Transportation to Western Australia went on for 18 years, and there is no doubt that it transformed the colony.
In addition, there were many free Irish immigrants – the fact that many of these were women being particularly important. JT Reilly, a prominent Catholic and newspaper editor, has stated that marriages between the Irish girls and ex-convicts were ‘nearly always happy as well as lasting’.
In 1848, of a total white population of 4,622, there were 337 Catholics in the colony, 213 of these living in the Perth area, the rest very thinly scattered through the few outlying settlements and farms.
By 1854, there were 2034 Catholics out of a population of 11,976.
There were 455 Catholics living in Perth and 258 in Fremantle, as well as 279 Catholic soldiers and 431 Catholic convicts.
By 1868, the population had risen to 22,000. Roads and other infrastructure had been created and there were new towns.
In Hay Street the new Perth Town Hall gave a touch of metropolitan dignity and a promise of more to come.
New areas and industries such as pearling were opening up, as was the south west. Albany, which had been trembling on the edge of extinction, looked like surviving.
The Catholic population of Western Australia – convicts, guards, ex-convicts and new free settlers, had also increased dramatically and the whole Church establishment was moving to a more rational and economically viable basis.
Further, the ludicrous and tragic schisms associated with Bishop Brady had fizzled out with his departure.

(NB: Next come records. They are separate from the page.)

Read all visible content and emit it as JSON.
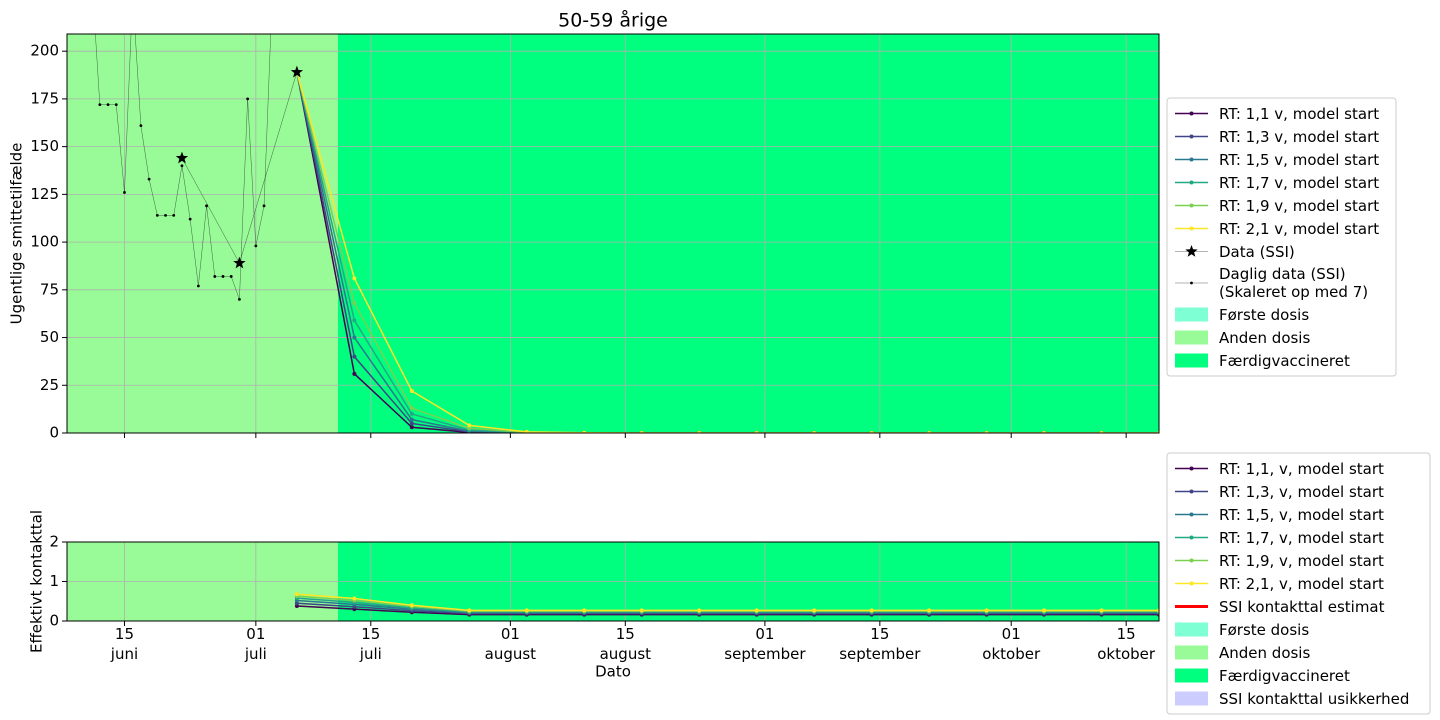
{
  "chart_data": [
    {
      "type": "line",
      "title": "50-59 årige",
      "ylabel": "Ugentlige smittetilfælde",
      "xlim": [
        "06-08",
        "10-19"
      ],
      "ylim": [
        0,
        209
      ],
      "yticks": [
        0,
        25,
        50,
        75,
        100,
        125,
        150,
        175,
        200
      ],
      "xticks": [
        "06-15",
        "07-01",
        "07-15",
        "08-01",
        "08-15",
        "09-01",
        "09-15",
        "10-01",
        "10-15"
      ],
      "grid": true,
      "series": [
        {
          "name": "RT: 1,1 v, model start",
          "color": "#440154",
          "marker": "o",
          "linewidth": 1.5,
          "x": [
            "07-06",
            "07-13",
            "07-20",
            "07-27",
            "08-03",
            "08-10",
            "08-17",
            "08-24",
            "08-31",
            "09-07",
            "09-14",
            "09-21",
            "09-28",
            "10-05",
            "10-12",
            "10-19"
          ],
          "values": [
            189,
            31,
            3,
            0.3,
            0.03,
            0,
            0,
            0,
            0,
            0,
            0,
            0,
            0,
            0,
            0,
            0
          ]
        },
        {
          "name": "RT: 1,3 v, model start",
          "color": "#414487",
          "marker": "o",
          "linewidth": 1.5,
          "x": [
            "07-06",
            "07-13",
            "07-20",
            "07-27",
            "08-03",
            "08-10",
            "08-17",
            "08-24",
            "08-31",
            "09-07",
            "09-14",
            "09-21",
            "09-28",
            "10-05",
            "10-12",
            "10-19"
          ],
          "values": [
            189,
            40,
            5,
            0.6,
            0.1,
            0,
            0,
            0,
            0,
            0,
            0,
            0,
            0,
            0,
            0,
            0
          ]
        },
        {
          "name": "RT: 1,5 v, model start",
          "color": "#2a788e",
          "marker": "o",
          "linewidth": 1.5,
          "x": [
            "07-06",
            "07-13",
            "07-20",
            "07-27",
            "08-03",
            "08-10",
            "08-17",
            "08-24",
            "08-31",
            "09-07",
            "09-14",
            "09-21",
            "09-28",
            "10-05",
            "10-12",
            "10-19"
          ],
          "values": [
            189,
            50,
            7,
            1,
            0.1,
            0,
            0,
            0,
            0,
            0,
            0,
            0,
            0,
            0,
            0,
            0
          ]
        },
        {
          "name": "RT: 1,7 v, model start",
          "color": "#22a884",
          "marker": "o",
          "linewidth": 1.5,
          "x": [
            "07-06",
            "07-13",
            "07-20",
            "07-27",
            "08-03",
            "08-10",
            "08-17",
            "08-24",
            "08-31",
            "09-07",
            "09-14",
            "09-21",
            "09-28",
            "10-05",
            "10-12",
            "10-19"
          ],
          "values": [
            189,
            59,
            10,
            1.5,
            0.2,
            0,
            0,
            0,
            0,
            0,
            0,
            0,
            0,
            0,
            0,
            0
          ]
        },
        {
          "name": "RT: 1,9 v, model start",
          "color": "#7ad151",
          "marker": "o",
          "linewidth": 1.5,
          "x": [
            "07-06",
            "07-13",
            "07-20",
            "07-27",
            "08-03",
            "08-10",
            "08-17",
            "08-24",
            "08-31",
            "09-07",
            "09-14",
            "09-21",
            "09-28",
            "10-05",
            "10-12",
            "10-19"
          ],
          "values": [
            189,
            68,
            13,
            2.5,
            0.3,
            0,
            0,
            0,
            0,
            0,
            0,
            0,
            0,
            0,
            0,
            0
          ]
        },
        {
          "name": "RT: 2,1 v, model start",
          "color": "#fde725",
          "marker": "o",
          "linewidth": 1.5,
          "x": [
            "07-06",
            "07-13",
            "07-20",
            "07-27",
            "08-03",
            "08-10",
            "08-17",
            "08-24",
            "08-31",
            "09-07",
            "09-14",
            "09-21",
            "09-28",
            "10-05",
            "10-12",
            "10-19"
          ],
          "values": [
            189,
            81,
            22,
            4,
            0.6,
            0.1,
            0,
            0,
            0,
            0,
            0,
            0,
            0,
            0,
            0,
            0
          ]
        },
        {
          "name": "Data (SSI)",
          "color": "#000000",
          "marker": "*",
          "linewidth": 0.3,
          "x": [
            "06-22",
            "06-29",
            "07-06"
          ],
          "values": [
            144,
            89,
            189
          ]
        },
        {
          "name": "Daglig data (SSI)\n(Skaleret op med 7)",
          "color": "#000000",
          "marker": ".",
          "linewidth": 0.3,
          "x": [
            "06-11",
            "06-12",
            "06-13",
            "06-14",
            "06-15",
            "06-16",
            "06-17",
            "06-18",
            "06-19",
            "06-20",
            "06-21",
            "06-22",
            "06-23",
            "06-24",
            "06-25",
            "06-26",
            "06-27",
            "06-28",
            "06-29",
            "06-30",
            "07-01",
            "07-02",
            "07-03"
          ],
          "values": [
            240,
            172,
            172,
            172,
            126,
            230,
            161,
            133,
            114,
            114,
            114,
            140,
            112,
            77,
            119,
            82,
            82,
            82,
            70,
            175,
            98,
            119,
            230
          ]
        }
      ],
      "spans": [
        {
          "name": "Første dosis",
          "color": "#7fffd4"
        },
        {
          "name": "Anden dosis",
          "color": "#98fb98",
          "end": "07-11"
        },
        {
          "name": "Færdigvaccineret",
          "color": "#00ff7f",
          "start": "07-11"
        }
      ]
    },
    {
      "type": "line",
      "ylabel": "Effektivt kontakttal",
      "xlabel": "Dato",
      "xlim": [
        "06-08",
        "10-19"
      ],
      "ylim": [
        0,
        2
      ],
      "yticks": [
        0,
        1,
        2
      ],
      "xticks": [
        {
          "value": "06-15",
          "label": "15\njuni"
        },
        {
          "value": "07-01",
          "label": "01\njuli"
        },
        {
          "value": "07-15",
          "label": "15\njuli"
        },
        {
          "value": "08-01",
          "label": "01\naugust"
        },
        {
          "value": "08-15",
          "label": "15\naugust"
        },
        {
          "value": "09-01",
          "label": "01\nseptember"
        },
        {
          "value": "09-15",
          "label": "15\nseptember"
        },
        {
          "value": "10-01",
          "label": "01\noktober"
        },
        {
          "value": "10-15",
          "label": "15\noktober"
        }
      ],
      "grid": true,
      "series": [
        {
          "name": "RT: 1,1, v, model start",
          "color": "#440154",
          "marker": "o",
          "linewidth": 1.5,
          "x": [
            "07-06",
            "07-13",
            "07-20",
            "07-27",
            "08-03",
            "08-10",
            "08-17",
            "08-24",
            "08-31",
            "09-07",
            "09-14",
            "09-21",
            "09-28",
            "10-05",
            "10-12",
            "10-19"
          ],
          "values": [
            0.38,
            0.3,
            0.22,
            0.16,
            0.16,
            0.16,
            0.16,
            0.16,
            0.16,
            0.16,
            0.16,
            0.16,
            0.16,
            0.16,
            0.16,
            0.16
          ]
        },
        {
          "name": "RT: 1,3, v, model start",
          "color": "#414487",
          "marker": "o",
          "linewidth": 1.5,
          "x": [
            "07-06",
            "07-13",
            "07-20",
            "07-27",
            "08-03",
            "08-10",
            "08-17",
            "08-24",
            "08-31",
            "09-07",
            "09-14",
            "09-21",
            "09-28",
            "10-05",
            "10-12",
            "10-19"
          ],
          "values": [
            0.45,
            0.36,
            0.26,
            0.19,
            0.19,
            0.19,
            0.19,
            0.19,
            0.19,
            0.19,
            0.19,
            0.19,
            0.19,
            0.19,
            0.19,
            0.19
          ]
        },
        {
          "name": "RT: 1,5, v, model start",
          "color": "#2a788e",
          "marker": "o",
          "linewidth": 1.5,
          "x": [
            "07-06",
            "07-13",
            "07-20",
            "07-27",
            "08-03",
            "08-10",
            "08-17",
            "08-24",
            "08-31",
            "09-07",
            "09-14",
            "09-21",
            "09-28",
            "10-05",
            "10-12",
            "10-19"
          ],
          "values": [
            0.52,
            0.42,
            0.3,
            0.21,
            0.21,
            0.21,
            0.21,
            0.21,
            0.21,
            0.21,
            0.21,
            0.21,
            0.21,
            0.21,
            0.21,
            0.21
          ]
        },
        {
          "name": "RT: 1,7, v, model start",
          "color": "#22a884",
          "marker": "o",
          "linewidth": 1.5,
          "x": [
            "07-06",
            "07-13",
            "07-20",
            "07-27",
            "08-03",
            "08-10",
            "08-17",
            "08-24",
            "08-31",
            "09-07",
            "09-14",
            "09-21",
            "09-28",
            "10-05",
            "10-12",
            "10-19"
          ],
          "values": [
            0.58,
            0.47,
            0.33,
            0.23,
            0.23,
            0.23,
            0.23,
            0.23,
            0.23,
            0.23,
            0.23,
            0.23,
            0.23,
            0.23,
            0.23,
            0.23
          ]
        },
        {
          "name": "RT: 1,9, v, model start",
          "color": "#7ad151",
          "marker": "o",
          "linewidth": 1.5,
          "x": [
            "07-06",
            "07-13",
            "07-20",
            "07-27",
            "08-03",
            "08-10",
            "08-17",
            "08-24",
            "08-31",
            "09-07",
            "09-14",
            "09-21",
            "09-28",
            "10-05",
            "10-12",
            "10-19"
          ],
          "values": [
            0.63,
            0.52,
            0.37,
            0.25,
            0.25,
            0.25,
            0.25,
            0.25,
            0.25,
            0.25,
            0.25,
            0.25,
            0.25,
            0.25,
            0.25,
            0.25
          ]
        },
        {
          "name": "RT: 2,1, v, model start",
          "color": "#fde725",
          "marker": "o",
          "linewidth": 1.5,
          "x": [
            "07-06",
            "07-13",
            "07-20",
            "07-27",
            "08-03",
            "08-10",
            "08-17",
            "08-24",
            "08-31",
            "09-07",
            "09-14",
            "09-21",
            "09-28",
            "10-05",
            "10-12",
            "10-19"
          ],
          "values": [
            0.68,
            0.57,
            0.4,
            0.27,
            0.27,
            0.27,
            0.27,
            0.27,
            0.27,
            0.27,
            0.27,
            0.27,
            0.27,
            0.27,
            0.27,
            0.27
          ]
        },
        {
          "name": "SSI kontakttal estimat",
          "color": "#ff0000",
          "marker": "none",
          "linewidth": 3,
          "x": [],
          "values": []
        }
      ],
      "spans": [
        {
          "name": "Første dosis",
          "color": "#7fffd4"
        },
        {
          "name": "Anden dosis",
          "color": "#98fb98",
          "end": "07-11"
        },
        {
          "name": "Færdigvaccineret",
          "color": "#00ff7f",
          "start": "07-11"
        },
        {
          "name": "SSI kontakttal usikkerhed",
          "color": "#ccccff"
        }
      ]
    }
  ]
}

There was a proper cathedral and a number of other substantial church buildings, including the monastery of Subiaco. Development remained relatively slow until the great gold discoveries – by 1889 the European population was still only 43,000 in Western Australia – but the corner had been turned and the settlers no longer had to live in quite such an extremity of isolation.
In 1871, the European population of Western Australia had numbered 23,315, plus 12,470 convicts.
Of these nearly half were Western Australian-born, and 3,569 had been born in Ireland. The Catholic population, again exclusive of convicts, numbered something over a quarter at 6,674, of whom 2,490 lived in Perth and Fremantle, being more than a quarter of the total of 8,220.
This was a very different situation to that when Bishop Brady brought out the first group of missionaries.
Albany’s Catholic population numbered 414 out of 1,585 and there was also a surprisingly large Catholic population of 908 out of a total of 2,472 at Toodyay. York also had a substantial Catholic population of 627 out of 2,493.
In the Greenough and Irwin region, Catholics numbered 528 out of 1,557.
These were congregations big enough to maintain small churches and schools.
Written at a slightly later date, the poem Said Hanrahan, and other writings by ‘John O’Brien’ (Monsignor PJ Hartigan), give a wryly humorous picture of Catholic farmers.
An Anglican clergyman, CHS Matthews, writing of his experiences in Australian country towns in the book A Parson in the Australian Bush, remarked that “to our shame” the Catholic churches were generally the most impressive and best-maintained church buildings.
Then, in 1898, the vast new diocese of Geraldton, probably the largest in the world, was created. It contained about 7,000 Catholics.